On est au milieu du gué. La loi intègre le logement, donne une impulsion sur les résidences-autonomie. Sur ce sujet, il reste beaucoup de travail à faire : une résidence-autonomie, ce n'est pas un logement-foyer. Comment la définir ? Est-ce une résidence unique ou des appartements ? Est-elle définie par des caractéristiques d'architecture, d'objets connectés, d'intégration de l'accompagnement, avec des modalités de case management (gestion de cas) ? L'habitat autonome, c'est vivre avec son environnement. Et sur ce point, nous ne sommes pas encore mûrs. Au Gérontopôle, nous nous interrogeons : comment faire pour que l'habitat soit le lieu nourri par son environnement ? On ne peut pas dissocier l'habitat des coordinations d'acteurs et des capacités à répondre à l'alerte. Les technologies vendues pour produire des alertes (chute, actimètre, etc.) n'ont un sens que si le dispositif converge ailleurs que vers les urgences. L'habitat autonome ne peut se construire qu'en fonction des capacités de réponse territoriales. Dans le cas contraire, on est dans une logique de business avec des gadgets. Les résidences-autonomie ne se résument pas à une montre-capteur. Mettre 146 millions d'euros pour équiper les domiciles d'objets connectés, c'est peut être un modèle déjà dépassé si il n'est pas intégré à une démarche de parcours. C'est le territoire et son intégration d'acteurs qui font l'autonomie. La Loi Autonomie est une première pierre indispensable, un point de départ capital. Si elle est précieuse, attention, elle sera néanmoins vite obsolète. La loi 2.0 doit être peut-être déjà envisagée.

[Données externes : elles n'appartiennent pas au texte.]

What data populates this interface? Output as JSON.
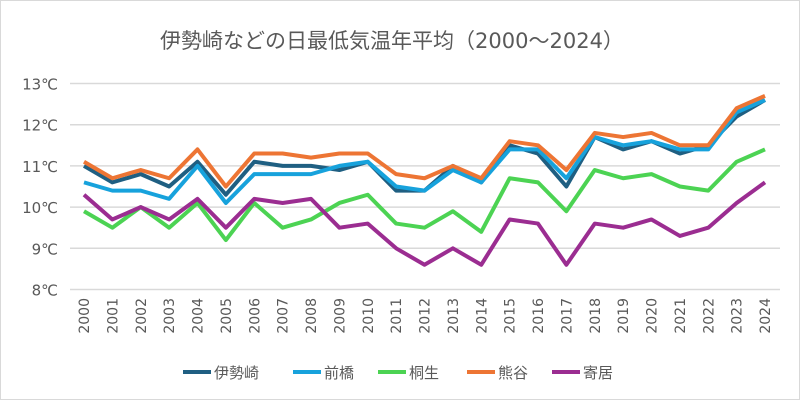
{
  "chart_data": {
    "type": "line",
    "title": "伊勢崎などの日最低気温年平均（2000～2024）",
    "xlabel": "",
    "ylabel": "",
    "x": [
      "2000",
      "2001",
      "2002",
      "2003",
      "2004",
      "2005",
      "2006",
      "2007",
      "2008",
      "2009",
      "2010",
      "2011",
      "2012",
      "2013",
      "2014",
      "2015",
      "2016",
      "2017",
      "2018",
      "2019",
      "2020",
      "2021",
      "2022",
      "2023",
      "2024"
    ],
    "ylim": [
      8,
      13
    ],
    "yticks": [
      "8℃",
      "9℃",
      "10℃",
      "11℃",
      "12℃",
      "13℃"
    ],
    "grid": true,
    "legend": "bottom",
    "series": [
      {
        "name": "伊勢崎",
        "color": "#1f5f82",
        "values": [
          11.0,
          10.6,
          10.8,
          10.5,
          11.1,
          10.3,
          11.1,
          11.0,
          11.0,
          10.9,
          11.1,
          10.4,
          10.4,
          11.0,
          10.6,
          11.5,
          11.3,
          10.5,
          11.7,
          11.4,
          11.6,
          11.3,
          11.5,
          12.2,
          12.6
        ]
      },
      {
        "name": "前橋",
        "color": "#17a2dc",
        "values": [
          10.6,
          10.4,
          10.4,
          10.2,
          11.0,
          10.1,
          10.8,
          10.8,
          10.8,
          11.0,
          11.1,
          10.5,
          10.4,
          10.9,
          10.6,
          11.4,
          11.4,
          10.7,
          11.7,
          11.5,
          11.6,
          11.4,
          11.4,
          12.3,
          12.6
        ]
      },
      {
        "name": "桐生",
        "color": "#4cd353",
        "values": [
          9.9,
          9.5,
          10.0,
          9.5,
          10.1,
          9.2,
          10.1,
          9.5,
          9.7,
          10.1,
          10.3,
          9.6,
          9.5,
          9.9,
          9.4,
          10.7,
          10.6,
          9.9,
          10.9,
          10.7,
          10.8,
          10.5,
          10.4,
          11.1,
          11.4
        ]
      },
      {
        "name": "熊谷",
        "color": "#ed7534",
        "values": [
          11.1,
          10.7,
          10.9,
          10.7,
          11.4,
          10.5,
          11.3,
          11.3,
          11.2,
          11.3,
          11.3,
          10.8,
          10.7,
          11.0,
          10.7,
          11.6,
          11.5,
          10.9,
          11.8,
          11.7,
          11.8,
          11.5,
          11.5,
          12.4,
          12.7
        ]
      },
      {
        "name": "寄居",
        "color": "#9b2d91",
        "values": [
          10.3,
          9.7,
          10.0,
          9.7,
          10.2,
          9.5,
          10.2,
          10.1,
          10.2,
          9.5,
          9.6,
          9.0,
          8.6,
          9.0,
          8.6,
          9.7,
          9.6,
          8.6,
          9.6,
          9.5,
          9.7,
          9.3,
          9.5,
          10.1,
          10.6
        ]
      }
    ]
  }
}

Le plan Maladies neurodégénératives représente-t-il une avancée ?

Le grand avantage de ce texte est de préserver ce qui a été déjà fait. Ainsi le Plan Alzheimer ne va pas disparaître. Ce nouveau plan est l'addition des demandes restées sans réponse. Maintenant, il y a une répartition pour la recherche pour d'autres maladies. Mais attention, le Plan ne change pas le modèle, ni ne pose de questions sur les dix années à venir.

Quel serait le mot-clé pour relever le défi du vieillissement ?

Le temps d'une loi Autonomie ambitieuse n'est pas venu. La pression économique et le contexte qui imposent la prudence. De ce fait, la concertation et la coordination entre les acteurs s'imposent pour dépenser au mieux l'argent disponible et abandonner la superposition des dispositifs. J'ai rencontré récemment une personne pauvre qui vit en milieu rural. "J'en ai marre de voir défiler des gens, m'a-t-elle confié. Ils ne se connaissent pas, ils sont en compétition...". Il y a donc un vaste chantier sur le sujet. Dans les Pays-de-Loire, nous l'avons entamé avec le DATEL ou Diagnostic Action Territoire Environnement Longévité. Il repose sur un état des lieux géographique, un diagnostic partagé avec les élus et les citoyens, un état des lieux prospectif sanitaire et médicosocial qui intègre les forces et services en présence et leur évolution démographiques à moyen terme.

Les élus ont ainsi les moyens d'une décision politique éclairée pour accompagner l'évolution démographique rapide du vieillissement de la population, répondre aux attentes des citoyens et, au final, améliorer la qualité de vie de nos ainés.

Mini CV

Gilles Berrut - 57 ans

Marié, 4 enfants

Professeur des Universités - Praticien Hospitalier au ?CHU et Université de Nantes????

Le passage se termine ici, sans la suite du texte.